If you are going to host a house party with 120 or so attendees, one way to limit your liability is to fail to check IDs. This is the apparent take away from the Colorado Supreme Court’s decision announced today in Przekurat v. Torres, 2018CO69.
The case involved life altering injuries sustained by the passenger in a vehicle driven by a twenty-year-old man after being served alcohol at a house party. The driver and passenger had attended the party with a third individual, and the party’s host had greeted the three by saying to the third individual that “I don’t really know these other people, but I know you.” No IDs were apparently checked, and after a night of drinking, the three were involved in a single vehicle rollover crash around 2 a.m. that night.
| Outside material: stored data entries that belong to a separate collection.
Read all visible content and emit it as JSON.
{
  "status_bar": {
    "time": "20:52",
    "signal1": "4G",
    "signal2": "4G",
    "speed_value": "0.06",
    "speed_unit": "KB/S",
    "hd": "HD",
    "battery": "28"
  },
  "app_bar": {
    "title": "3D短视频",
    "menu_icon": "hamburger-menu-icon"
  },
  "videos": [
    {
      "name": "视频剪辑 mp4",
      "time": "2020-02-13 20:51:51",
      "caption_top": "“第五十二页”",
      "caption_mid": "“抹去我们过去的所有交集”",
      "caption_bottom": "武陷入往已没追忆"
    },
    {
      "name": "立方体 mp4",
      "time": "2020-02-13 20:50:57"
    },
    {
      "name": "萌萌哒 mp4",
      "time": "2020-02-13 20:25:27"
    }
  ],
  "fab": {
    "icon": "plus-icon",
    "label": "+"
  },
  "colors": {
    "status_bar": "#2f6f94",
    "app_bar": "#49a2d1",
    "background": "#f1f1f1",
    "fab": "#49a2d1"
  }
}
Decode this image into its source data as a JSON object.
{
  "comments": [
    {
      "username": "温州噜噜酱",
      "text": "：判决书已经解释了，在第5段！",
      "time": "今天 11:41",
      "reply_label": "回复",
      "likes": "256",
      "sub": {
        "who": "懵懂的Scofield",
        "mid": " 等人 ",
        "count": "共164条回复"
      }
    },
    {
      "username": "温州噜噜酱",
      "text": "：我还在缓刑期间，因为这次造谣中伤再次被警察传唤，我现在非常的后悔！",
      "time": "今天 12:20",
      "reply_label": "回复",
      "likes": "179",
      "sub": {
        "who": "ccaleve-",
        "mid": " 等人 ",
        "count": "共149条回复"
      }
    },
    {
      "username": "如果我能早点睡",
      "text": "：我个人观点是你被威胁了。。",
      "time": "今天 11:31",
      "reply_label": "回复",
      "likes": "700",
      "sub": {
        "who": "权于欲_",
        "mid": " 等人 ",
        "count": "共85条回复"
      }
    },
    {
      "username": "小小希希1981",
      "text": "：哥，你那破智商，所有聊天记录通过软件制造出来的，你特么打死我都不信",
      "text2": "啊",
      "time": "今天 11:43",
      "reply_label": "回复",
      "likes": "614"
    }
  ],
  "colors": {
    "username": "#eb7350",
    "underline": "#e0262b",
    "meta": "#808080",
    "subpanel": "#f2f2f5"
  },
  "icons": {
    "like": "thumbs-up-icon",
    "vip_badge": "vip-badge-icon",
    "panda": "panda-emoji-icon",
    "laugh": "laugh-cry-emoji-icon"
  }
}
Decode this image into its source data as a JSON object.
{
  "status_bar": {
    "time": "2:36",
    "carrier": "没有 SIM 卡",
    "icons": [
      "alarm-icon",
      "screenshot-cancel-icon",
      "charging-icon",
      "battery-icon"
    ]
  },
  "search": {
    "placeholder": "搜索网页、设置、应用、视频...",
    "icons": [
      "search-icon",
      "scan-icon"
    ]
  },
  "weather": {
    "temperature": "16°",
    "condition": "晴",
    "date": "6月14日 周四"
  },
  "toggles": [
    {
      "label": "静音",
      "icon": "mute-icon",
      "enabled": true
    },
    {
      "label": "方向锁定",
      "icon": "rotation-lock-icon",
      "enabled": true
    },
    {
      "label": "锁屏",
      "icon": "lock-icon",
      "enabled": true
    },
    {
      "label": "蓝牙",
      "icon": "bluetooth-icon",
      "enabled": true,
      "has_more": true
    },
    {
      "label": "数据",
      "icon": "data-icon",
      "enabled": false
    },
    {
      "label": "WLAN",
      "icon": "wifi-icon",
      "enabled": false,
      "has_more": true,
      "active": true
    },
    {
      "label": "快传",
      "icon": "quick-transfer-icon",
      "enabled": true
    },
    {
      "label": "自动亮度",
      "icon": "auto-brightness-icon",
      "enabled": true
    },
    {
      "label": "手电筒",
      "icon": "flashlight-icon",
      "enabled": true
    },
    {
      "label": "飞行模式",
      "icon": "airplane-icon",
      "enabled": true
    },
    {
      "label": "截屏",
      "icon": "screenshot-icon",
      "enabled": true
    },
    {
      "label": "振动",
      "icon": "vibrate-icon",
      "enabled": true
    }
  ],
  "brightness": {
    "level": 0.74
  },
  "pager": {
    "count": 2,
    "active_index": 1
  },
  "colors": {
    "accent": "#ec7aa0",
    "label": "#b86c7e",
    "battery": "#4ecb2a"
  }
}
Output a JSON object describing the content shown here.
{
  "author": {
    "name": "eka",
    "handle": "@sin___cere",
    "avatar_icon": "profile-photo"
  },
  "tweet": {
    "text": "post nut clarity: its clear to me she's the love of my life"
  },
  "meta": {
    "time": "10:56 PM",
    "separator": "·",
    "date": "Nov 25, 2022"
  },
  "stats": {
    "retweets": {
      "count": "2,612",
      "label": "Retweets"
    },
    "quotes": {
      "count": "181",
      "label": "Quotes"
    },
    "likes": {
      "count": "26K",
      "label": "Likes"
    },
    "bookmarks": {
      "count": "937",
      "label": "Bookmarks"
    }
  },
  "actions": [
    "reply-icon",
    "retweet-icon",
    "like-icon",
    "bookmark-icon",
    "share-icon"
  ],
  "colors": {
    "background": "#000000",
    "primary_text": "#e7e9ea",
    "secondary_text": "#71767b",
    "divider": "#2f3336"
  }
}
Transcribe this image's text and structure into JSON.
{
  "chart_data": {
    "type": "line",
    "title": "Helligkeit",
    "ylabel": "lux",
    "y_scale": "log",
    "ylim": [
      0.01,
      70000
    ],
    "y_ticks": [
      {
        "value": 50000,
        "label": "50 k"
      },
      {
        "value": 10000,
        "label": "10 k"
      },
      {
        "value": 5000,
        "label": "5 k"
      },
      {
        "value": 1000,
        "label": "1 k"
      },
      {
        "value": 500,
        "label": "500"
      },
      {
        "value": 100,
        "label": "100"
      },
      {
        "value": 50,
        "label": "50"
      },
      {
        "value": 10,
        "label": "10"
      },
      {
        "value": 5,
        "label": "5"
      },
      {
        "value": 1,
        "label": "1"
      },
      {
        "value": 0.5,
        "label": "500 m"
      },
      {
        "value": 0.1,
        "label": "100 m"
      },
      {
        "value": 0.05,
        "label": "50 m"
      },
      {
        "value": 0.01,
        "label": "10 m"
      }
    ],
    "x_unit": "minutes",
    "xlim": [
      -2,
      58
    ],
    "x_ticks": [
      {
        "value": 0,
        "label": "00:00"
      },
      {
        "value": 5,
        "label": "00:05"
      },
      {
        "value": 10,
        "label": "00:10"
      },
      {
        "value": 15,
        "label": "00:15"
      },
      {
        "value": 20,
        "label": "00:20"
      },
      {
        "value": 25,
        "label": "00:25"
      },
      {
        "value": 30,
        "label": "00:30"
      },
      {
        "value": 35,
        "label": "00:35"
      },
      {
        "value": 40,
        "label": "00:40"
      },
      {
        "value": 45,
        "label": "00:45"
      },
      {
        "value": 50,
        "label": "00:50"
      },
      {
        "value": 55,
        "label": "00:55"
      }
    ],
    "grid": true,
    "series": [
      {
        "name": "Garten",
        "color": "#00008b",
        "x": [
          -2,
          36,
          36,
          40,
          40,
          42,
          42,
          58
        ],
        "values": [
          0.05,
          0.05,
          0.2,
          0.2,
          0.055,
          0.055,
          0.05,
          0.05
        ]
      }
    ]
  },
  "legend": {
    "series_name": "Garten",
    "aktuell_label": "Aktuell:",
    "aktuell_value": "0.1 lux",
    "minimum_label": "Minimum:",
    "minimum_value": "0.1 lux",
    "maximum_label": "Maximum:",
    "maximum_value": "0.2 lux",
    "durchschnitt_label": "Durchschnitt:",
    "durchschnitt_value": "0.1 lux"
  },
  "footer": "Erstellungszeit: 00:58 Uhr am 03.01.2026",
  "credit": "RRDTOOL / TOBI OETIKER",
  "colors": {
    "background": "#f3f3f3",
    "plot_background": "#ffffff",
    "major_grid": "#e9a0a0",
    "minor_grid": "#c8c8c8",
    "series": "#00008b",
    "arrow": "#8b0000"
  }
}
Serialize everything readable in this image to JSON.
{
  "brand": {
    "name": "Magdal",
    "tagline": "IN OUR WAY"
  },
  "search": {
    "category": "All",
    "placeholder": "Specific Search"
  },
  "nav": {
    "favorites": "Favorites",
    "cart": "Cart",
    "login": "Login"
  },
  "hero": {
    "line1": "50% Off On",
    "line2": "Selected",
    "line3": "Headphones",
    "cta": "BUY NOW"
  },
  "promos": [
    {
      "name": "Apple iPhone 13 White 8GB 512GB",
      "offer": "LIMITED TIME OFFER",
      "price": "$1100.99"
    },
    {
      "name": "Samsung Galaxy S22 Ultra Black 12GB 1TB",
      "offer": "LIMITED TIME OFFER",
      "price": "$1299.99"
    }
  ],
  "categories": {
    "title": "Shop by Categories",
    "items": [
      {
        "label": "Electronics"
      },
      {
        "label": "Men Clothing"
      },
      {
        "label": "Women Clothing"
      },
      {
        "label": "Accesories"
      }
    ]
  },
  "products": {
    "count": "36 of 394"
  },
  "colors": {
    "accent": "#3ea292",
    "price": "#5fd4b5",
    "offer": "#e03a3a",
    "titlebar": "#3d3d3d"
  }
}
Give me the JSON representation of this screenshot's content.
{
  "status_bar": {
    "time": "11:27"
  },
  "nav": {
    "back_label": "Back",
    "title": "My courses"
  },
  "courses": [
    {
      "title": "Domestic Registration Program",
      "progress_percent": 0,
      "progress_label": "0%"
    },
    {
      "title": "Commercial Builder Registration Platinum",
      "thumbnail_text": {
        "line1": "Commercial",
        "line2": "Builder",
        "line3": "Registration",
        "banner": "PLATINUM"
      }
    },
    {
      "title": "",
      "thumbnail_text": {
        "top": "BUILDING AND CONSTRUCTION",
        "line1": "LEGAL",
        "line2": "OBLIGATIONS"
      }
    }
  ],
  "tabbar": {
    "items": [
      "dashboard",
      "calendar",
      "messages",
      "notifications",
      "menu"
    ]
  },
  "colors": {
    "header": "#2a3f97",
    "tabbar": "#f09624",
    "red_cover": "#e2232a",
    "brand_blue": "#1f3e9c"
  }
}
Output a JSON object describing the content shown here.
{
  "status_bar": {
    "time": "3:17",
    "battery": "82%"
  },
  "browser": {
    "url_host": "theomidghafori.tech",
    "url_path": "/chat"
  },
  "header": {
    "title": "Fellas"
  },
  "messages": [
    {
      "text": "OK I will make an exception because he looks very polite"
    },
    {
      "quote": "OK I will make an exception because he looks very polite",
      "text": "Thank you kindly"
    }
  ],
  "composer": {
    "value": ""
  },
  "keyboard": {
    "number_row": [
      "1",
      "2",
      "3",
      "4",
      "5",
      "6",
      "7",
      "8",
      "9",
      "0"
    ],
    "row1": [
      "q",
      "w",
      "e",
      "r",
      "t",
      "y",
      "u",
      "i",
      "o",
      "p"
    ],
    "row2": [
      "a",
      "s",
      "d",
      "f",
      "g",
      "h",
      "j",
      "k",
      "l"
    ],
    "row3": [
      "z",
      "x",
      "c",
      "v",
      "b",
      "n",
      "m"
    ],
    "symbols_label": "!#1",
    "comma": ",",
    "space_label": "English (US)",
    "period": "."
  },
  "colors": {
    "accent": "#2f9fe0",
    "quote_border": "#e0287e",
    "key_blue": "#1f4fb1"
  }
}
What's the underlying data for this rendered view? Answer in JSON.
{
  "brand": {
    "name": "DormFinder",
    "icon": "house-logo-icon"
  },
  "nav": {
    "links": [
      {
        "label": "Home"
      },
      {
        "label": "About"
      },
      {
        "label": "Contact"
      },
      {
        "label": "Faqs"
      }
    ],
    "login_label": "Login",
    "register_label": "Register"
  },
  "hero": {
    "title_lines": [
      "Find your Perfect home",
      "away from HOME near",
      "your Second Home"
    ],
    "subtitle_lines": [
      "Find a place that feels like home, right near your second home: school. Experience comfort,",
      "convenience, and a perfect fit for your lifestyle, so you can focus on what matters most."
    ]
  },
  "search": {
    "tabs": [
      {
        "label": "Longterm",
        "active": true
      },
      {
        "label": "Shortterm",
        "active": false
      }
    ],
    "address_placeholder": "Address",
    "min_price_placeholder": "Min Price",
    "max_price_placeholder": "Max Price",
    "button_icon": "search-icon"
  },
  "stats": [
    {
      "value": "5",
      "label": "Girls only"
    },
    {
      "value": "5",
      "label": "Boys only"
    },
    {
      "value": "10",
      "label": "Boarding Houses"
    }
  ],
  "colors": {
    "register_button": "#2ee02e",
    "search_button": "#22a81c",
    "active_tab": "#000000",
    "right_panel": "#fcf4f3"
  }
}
The injured party argued that “constructive knowledge” – that someone should have known – should be enough to establish social host liability for serving alcohol to a minor under Colorado’s Dram Shop Act, C.R.S. 12-47-801. However, the Dram Shop Act places significant limits on the liability of alcohol vendors, including social hosts, to third parties injured by drinkers they have served. In the case of social hosts, the Dram Shop Act places liability only on social hosts who “knowingly” provide individuals under age twenty-one with alcohol or a place to drink. The Colorado Supreme Court has now held that “knowingly” requires actual knowledge, and it is not enough to show that a social host had constructive knowledge that minors were in attendance at their event.